R. – La libertà di stampa non è mai stata oggetto di limitazione, né era una offesa alla libertà di stampa il processo, che riguardava – anche nella prospettiva dell’Accusa – non la pubblicazione di libri, la critica, le informazioni diffuse, ma riguardava la sottrazione illegittima di documenti, sottrazione alla quale – nell’ipotesi dell’Accusa – avrebbero partecipato, concorrendo moralmente ad essa, i due giornalisti. La pubblicazione non era l’oggetto del giudizio, ma la illegittima acquisizione dei documenti. Ci sono state molte posizioni nella stampa, di critica a questo processo, quasi come se fosse un processo diretto a conculcare la libertà di manifestazione del pensiero e la libertà di stampa. Non è stato mai cosi! La decisione lo manifesta: la decisione del Tribunale lo manifesta. Forse un atteggiamento più sereno da parte della stampa – starei quasi per dire più responsabile – sarebbe stato opportuno. Quelle posizioni critiche vengono smentite da questa decisione.

D. – Il processo lancia anche un messaggio. Cosa ci insegna?

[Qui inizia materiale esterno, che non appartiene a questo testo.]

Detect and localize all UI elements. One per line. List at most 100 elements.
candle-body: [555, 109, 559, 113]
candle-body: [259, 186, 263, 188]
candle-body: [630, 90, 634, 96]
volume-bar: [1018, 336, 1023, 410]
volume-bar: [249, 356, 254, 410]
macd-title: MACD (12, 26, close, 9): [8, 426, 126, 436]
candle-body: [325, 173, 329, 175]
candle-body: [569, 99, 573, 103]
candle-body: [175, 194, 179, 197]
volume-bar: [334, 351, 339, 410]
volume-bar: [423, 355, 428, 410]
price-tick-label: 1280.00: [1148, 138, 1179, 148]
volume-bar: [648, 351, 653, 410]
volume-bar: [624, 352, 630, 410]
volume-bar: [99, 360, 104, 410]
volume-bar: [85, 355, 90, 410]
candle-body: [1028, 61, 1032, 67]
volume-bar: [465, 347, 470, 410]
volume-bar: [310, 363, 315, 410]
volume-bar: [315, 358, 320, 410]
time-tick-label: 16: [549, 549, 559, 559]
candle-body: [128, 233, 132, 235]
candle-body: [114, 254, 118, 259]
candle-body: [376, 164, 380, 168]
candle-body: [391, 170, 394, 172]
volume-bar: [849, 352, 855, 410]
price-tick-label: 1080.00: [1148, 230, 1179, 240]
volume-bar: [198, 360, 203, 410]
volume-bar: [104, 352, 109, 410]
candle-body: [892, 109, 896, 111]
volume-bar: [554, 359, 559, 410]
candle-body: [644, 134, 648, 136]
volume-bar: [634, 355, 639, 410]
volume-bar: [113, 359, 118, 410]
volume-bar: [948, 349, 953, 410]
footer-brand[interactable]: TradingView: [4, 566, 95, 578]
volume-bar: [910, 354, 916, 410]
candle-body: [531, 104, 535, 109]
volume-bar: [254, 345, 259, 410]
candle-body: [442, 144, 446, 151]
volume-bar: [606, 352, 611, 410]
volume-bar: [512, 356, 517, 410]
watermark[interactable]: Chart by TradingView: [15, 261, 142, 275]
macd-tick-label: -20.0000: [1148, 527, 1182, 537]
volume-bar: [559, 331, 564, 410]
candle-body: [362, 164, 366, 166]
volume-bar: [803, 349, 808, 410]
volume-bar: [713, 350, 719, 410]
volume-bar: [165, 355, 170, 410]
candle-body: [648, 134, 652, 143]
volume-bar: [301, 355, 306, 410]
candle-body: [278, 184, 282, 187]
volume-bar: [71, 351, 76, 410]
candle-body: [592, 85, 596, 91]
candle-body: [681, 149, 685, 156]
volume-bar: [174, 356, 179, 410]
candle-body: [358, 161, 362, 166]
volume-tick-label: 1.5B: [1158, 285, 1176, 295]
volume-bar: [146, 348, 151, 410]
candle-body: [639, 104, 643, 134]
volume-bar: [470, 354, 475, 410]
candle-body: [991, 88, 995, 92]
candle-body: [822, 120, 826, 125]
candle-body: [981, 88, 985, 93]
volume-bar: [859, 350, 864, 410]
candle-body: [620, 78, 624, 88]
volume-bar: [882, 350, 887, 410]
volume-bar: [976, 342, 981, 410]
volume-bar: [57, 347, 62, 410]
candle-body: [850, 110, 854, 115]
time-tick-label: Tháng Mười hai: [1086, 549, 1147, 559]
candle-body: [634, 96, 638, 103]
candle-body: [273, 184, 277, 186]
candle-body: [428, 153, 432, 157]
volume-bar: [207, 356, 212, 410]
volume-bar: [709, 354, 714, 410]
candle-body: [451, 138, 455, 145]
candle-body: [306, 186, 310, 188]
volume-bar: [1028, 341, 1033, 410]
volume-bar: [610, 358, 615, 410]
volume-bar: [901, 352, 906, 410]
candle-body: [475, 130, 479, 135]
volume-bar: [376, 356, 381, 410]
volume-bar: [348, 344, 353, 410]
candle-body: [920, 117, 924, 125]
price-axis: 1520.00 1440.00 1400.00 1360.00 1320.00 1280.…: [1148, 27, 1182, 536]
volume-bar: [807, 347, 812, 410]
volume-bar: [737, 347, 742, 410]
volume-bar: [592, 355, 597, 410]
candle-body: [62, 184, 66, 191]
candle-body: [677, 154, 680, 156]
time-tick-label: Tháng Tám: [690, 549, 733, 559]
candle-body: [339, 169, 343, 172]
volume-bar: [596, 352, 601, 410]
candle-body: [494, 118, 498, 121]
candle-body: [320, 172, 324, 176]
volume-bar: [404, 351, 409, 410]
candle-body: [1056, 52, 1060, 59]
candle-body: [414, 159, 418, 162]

R. – Direi questo: anzitutto il processo ha offerto una occasione di chiarezza. Il processo non solo era giustificato, ma si è concluso con una condanna. Perciò i fatti erano illeciti e costituivano il reato, appunto, previsto dalle norme penali, dall’art. 116 bis del Codice Penale Vaticano. In conclusione che cosa si può dire? Un processo molto accurato, che ha fatto chiarezza, che ha distinto le singole posizioni con una sentenza che potrà anche essere impugnata sia dalle parti private, se ritengono non soddisfatte le loro richieste, sia dalla parte pubblica, dal Pubblico Ministero, se ritiene – anche il Pubblico Ministero – che non sia soddisfacente la soluzione data e le motivazioni che saranno offerte dal Tribunale quando la sentenza sarà depositata. Ecco, mi attenderei che all’esito della decisione del Tribunale ci siano commenti di rettifica rispetto alle posizioni che in passato sono state assunte, di critica forte, nei confronti di questo processo, della esistenza di questo processo, mentre c’era solamente da attendere che la decisione ci fosse, come c’è stata ora.